Repeatedly attack their immune system: Giving up isn't an option. Continuous exposure to stories and books will break down their immunity eventually and they will gradually find themselves able to enter into, and enjoy, fictional worlds. In general, children who grow up from a young age listening to stories want to hear more stories.

Attack with more than one infection: Provide stories of different genres (humorous, mystery, romance, classic, gothic, suspense, horror, adventure, quest, fantasy) and in different formats (picture books, short films, comics, short stories, long stories, text maps, cartoon strips, novels, fictional, factual, biographical). Eventually a wide and varied diet of infectious stories will take effect. Often children, through this exposure, will find their weakness: the books they love the most.

Attack with adapted viruses: Provide stories that are differentiated based on need. Some children need the expert advice of an adult who can pick out just what will appeal to them - perhaps the chink in their immune system's armour is a book about adventurous construction vehicles. A parent or teacher may be the only one capable of identifying that need. Once the digger-obsessed child reads that book, then he may find he has a thirst for adventure stories, at which point a whole canon of books may suddenly become more appealing to him: immune system breached.

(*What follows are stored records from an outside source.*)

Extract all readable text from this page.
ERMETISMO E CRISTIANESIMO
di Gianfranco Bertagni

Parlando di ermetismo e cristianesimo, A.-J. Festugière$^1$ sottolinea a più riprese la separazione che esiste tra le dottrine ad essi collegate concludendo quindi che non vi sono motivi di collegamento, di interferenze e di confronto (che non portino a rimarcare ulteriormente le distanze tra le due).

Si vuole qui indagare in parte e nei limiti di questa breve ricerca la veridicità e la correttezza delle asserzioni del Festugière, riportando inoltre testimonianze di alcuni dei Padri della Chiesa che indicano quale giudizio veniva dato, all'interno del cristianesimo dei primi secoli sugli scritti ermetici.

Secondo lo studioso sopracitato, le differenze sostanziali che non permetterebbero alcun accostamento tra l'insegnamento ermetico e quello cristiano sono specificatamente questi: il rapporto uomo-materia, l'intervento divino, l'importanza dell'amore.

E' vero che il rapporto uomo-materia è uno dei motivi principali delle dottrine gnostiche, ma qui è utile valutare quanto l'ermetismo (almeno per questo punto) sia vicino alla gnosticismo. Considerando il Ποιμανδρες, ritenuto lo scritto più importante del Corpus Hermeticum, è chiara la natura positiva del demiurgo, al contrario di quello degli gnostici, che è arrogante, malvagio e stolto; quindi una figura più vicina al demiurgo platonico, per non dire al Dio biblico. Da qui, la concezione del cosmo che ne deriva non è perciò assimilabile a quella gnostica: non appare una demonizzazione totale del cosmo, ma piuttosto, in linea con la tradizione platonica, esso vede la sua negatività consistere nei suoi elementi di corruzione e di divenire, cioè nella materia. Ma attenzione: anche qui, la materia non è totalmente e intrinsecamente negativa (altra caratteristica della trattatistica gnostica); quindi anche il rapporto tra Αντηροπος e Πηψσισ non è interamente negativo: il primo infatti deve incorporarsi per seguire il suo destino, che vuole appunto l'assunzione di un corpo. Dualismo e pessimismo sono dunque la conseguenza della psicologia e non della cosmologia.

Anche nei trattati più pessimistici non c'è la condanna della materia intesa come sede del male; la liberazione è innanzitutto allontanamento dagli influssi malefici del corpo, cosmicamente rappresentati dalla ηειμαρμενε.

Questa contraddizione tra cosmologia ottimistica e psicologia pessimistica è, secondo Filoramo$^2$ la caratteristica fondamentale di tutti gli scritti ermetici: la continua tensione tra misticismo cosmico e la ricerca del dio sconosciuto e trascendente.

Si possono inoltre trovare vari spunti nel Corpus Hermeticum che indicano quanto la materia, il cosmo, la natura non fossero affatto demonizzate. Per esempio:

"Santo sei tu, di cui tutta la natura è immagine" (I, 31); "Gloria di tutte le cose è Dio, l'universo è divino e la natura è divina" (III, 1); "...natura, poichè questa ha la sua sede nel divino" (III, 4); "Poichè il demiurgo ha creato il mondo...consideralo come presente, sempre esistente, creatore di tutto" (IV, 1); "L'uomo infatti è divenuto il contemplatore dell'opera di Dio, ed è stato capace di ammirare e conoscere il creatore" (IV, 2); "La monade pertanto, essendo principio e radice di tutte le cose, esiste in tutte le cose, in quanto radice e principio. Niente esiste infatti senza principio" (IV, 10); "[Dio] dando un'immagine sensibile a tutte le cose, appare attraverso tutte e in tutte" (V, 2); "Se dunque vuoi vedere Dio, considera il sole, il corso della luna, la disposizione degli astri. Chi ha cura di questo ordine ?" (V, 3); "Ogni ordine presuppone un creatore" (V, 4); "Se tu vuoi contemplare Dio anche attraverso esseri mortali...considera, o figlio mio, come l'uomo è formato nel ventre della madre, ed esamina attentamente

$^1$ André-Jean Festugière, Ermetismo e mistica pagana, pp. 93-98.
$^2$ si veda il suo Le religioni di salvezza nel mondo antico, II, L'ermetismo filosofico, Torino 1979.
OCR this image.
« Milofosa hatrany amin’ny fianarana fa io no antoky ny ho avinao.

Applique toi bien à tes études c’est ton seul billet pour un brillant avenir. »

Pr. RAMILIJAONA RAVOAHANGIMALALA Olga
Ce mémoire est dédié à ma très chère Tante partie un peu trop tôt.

*Leaving the analogy behind now; it is key that we prepare children for exposure to texts on subjects on which they have no knowledge and prior experience. With an immersive curriculum where vocabulary is focused on children can be prepared for the new concepts that they come across in narratives. Using non-fiction books, images, videos, drama and real-life rich experiences children can be brought into the world of the novel they are about to read or are currently reading, leading to a greater understanding of the plot and content, for example. This is a very short summary of a huge idea which will allow children to access almost any text - I have written a separate blog post to cover these ideas.

Some sceptics may question why we put so much effort into compromising a child's immunity to imaginative literature. The reasons are many fold: stories widen our experience and understanding of the world, reading stories is enjoyable, stories encourage creativity and they provide us with a voice with which to tell our own story. One of human nature's most basic concepts is the way we see life past, present and future as a story; story-hearing and story-telling is written into our DNA. Stories are important.

Although Miss Caroline seems to have judged her class wrongly, it might just be that she had the right idea: exposing children to imaginative literature, even if the first time it falls on deaf ears, is an important part of their education. In this we can follow her example. Only, Beatrix Potter might not be the best choice for the rough-and-tumble Scout Finches of this world.

*with thanks to the staff at Penn Wood Primary for some clarification and food for thought on this issue.